Pasar Pandan Sari berbeda, pasar
ini terlihat berantakan, penjual berjualan di pinggir jalan, mulai dari
berjualan ayam potong hingga ikan asin sehingga menyebabkan kendaraan susah
untuk melalui jalan di sekitar pasar. Tidak hanya itu, sampah-sampah berjualan pun
berserakan di jalan. Pasar Pandan Sari bisa jadi pasar teramai di Kota Balikpapan, mulai
beraktivitas pada dini hari dan kembali marak penjual dan pembeli pada sore
hari. Harga yang murah menyebabkan Pasar Pandan Sari menjadi pilihan banyak
pembeli yang berada di Kota Balikpapan, khususnya penduduk kota di Kecamatan
Balikpapan Utara dan Balikpapan Tengah. Saya termasuk orang yang rela
berbecek-becek dan bermacet-macet untuk berbelanja di Pandan Sari karena memang
pasar ini lengkap dan murah.
Pasar Pandan Sari pernah
direnovasi agar penjual tidak lagi berjualan di jalan. Akan tetapi tidak
berhasil, penjual masih tetap berjualan di pinggir jalan. Apakah ini berarti
pedagangnya yang ngeyel? Bagi saya sih tidak juga, pasar pasca renovasi tampak
dibuat tanpa perencanaan yang matang. Tidak memudahkan penjual untuk menjual
barangnya pun tidak memfasilitasi pembeli agar mudah menemukan barang yang
dicari. Bentuk bangunannya yang aneh dan tidak tepat untuk dijadikan pasar
tradisional yang dimodernkan, juga saluran pembuangan air dan sampah yang tidak
tertata dengan baik. Hal ini tentu saja membuat penjual tidak mau berjualan di
dalam bangunan yang tidak jelas fungsinya itu.

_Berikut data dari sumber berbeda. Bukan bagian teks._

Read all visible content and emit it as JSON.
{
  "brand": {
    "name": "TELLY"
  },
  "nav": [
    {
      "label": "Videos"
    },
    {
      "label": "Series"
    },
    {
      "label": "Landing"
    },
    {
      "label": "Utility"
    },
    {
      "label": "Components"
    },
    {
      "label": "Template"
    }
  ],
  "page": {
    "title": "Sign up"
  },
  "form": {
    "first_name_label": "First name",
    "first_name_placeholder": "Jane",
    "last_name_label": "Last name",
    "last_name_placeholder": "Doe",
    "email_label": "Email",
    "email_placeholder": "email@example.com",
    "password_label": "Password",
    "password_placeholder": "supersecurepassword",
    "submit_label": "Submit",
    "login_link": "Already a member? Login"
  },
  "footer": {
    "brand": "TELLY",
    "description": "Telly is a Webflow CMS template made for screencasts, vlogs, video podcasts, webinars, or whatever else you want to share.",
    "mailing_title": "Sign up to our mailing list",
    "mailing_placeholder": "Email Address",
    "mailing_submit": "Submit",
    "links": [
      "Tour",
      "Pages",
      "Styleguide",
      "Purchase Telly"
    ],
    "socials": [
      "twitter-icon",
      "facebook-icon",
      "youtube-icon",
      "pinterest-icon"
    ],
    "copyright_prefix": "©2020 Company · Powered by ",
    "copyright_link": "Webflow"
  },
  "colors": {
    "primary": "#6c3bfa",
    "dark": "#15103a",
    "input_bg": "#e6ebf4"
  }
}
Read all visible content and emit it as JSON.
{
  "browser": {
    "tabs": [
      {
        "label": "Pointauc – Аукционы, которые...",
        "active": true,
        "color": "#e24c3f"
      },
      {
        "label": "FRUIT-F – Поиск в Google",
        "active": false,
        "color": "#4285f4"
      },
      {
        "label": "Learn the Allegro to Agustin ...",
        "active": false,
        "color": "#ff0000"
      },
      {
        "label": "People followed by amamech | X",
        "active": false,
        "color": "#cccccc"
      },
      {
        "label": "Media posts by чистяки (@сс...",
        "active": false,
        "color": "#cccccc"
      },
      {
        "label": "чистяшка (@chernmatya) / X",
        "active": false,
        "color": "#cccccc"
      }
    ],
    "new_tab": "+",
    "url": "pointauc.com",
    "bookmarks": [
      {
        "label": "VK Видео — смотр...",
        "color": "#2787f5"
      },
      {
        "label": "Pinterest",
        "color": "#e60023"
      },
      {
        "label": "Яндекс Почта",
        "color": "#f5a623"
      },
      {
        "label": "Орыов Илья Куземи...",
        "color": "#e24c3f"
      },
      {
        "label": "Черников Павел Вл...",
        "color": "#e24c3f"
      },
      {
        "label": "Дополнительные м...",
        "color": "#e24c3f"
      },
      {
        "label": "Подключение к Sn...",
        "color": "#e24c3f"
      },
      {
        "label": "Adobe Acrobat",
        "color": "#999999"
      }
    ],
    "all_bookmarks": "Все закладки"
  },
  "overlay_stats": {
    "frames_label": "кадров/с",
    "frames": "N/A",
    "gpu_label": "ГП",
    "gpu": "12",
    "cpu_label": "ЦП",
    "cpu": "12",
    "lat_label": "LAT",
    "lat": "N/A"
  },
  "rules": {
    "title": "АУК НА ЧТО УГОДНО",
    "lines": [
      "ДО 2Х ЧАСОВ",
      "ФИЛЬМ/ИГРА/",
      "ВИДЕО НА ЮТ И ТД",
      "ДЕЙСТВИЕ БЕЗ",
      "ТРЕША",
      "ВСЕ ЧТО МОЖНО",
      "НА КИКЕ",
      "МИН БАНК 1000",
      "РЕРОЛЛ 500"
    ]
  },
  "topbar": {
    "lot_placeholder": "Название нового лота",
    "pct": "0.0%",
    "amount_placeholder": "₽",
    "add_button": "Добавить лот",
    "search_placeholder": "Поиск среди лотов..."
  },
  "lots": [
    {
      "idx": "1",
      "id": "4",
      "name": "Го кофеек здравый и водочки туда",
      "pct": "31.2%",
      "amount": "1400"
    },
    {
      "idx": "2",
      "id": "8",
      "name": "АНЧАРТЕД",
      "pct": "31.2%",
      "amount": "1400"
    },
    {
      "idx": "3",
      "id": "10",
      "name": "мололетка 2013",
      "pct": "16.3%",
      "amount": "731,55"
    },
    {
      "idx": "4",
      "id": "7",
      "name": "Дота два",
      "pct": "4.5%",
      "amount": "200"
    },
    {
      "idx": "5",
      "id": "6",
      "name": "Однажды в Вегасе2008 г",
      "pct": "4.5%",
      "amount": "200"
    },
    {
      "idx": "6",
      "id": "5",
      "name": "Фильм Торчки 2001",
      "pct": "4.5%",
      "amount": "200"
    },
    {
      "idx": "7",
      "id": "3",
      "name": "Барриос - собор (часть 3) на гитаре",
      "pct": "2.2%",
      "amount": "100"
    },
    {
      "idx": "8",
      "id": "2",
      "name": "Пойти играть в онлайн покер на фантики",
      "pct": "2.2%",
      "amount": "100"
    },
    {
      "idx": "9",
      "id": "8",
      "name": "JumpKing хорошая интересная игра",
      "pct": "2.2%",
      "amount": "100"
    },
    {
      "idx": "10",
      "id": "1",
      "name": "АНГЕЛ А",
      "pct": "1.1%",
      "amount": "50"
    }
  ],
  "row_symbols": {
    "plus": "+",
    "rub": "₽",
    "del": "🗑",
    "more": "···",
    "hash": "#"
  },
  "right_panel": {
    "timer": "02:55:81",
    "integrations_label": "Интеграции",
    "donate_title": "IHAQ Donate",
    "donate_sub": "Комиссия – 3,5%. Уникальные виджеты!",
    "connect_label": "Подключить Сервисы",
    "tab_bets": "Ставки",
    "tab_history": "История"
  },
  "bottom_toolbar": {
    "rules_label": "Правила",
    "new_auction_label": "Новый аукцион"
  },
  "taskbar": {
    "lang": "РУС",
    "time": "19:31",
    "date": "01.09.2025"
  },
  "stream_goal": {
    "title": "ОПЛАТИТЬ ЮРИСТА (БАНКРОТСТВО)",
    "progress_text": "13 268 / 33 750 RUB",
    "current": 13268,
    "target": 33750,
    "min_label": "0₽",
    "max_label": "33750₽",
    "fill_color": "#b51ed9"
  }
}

Pasar Pandan Sari dan sekitarnya
sejatinya punya potensi untuk dikembangkan lebih baik lagi. Pasar Pandan Sari
terletak di kawasan pertokoan tua, bagi orang Bandung, Pandan Sari bisa
mengingatkan akan kawasan Kosambi. Pernah tenar, menarik, dan kekinian di
jamannya. Pertokoan-pertokoan tua yang menawarkan banyak hal mulai dari karpet,
kain, sepeda anak, kelontong, plastik, bahan kue, makanan-makanan tempo dulu
(sudah ada sejak ibu saya masih kecil), hingga kedai kopi jadul yang roti
bakarnya selalu saya rindukan (lain kali saya akan bercerita tentang kedai kopi
dan roti bakar jadul ini). Saya senang sekali dengan nuansa nostalgia di
kawasan ini. Seandainya kawasan pertokoan ini direnovasi mungkin bisa menjadi salah
satu lokasi one stop shopping di Kota Balikpapan. Ah tapi pasti banyak hal-hal
yang menahan pemerintah kota melakukannya, seandainya pun tidak ada, mereka
justru sibuk membangun bangunan-bangunan baru yang kemudian kembali terbengkalai
karena sekali lagi, dibangun tanpa perencanaan dan tujuan yang jelas.
Kapan mau main ke pasar tradisional?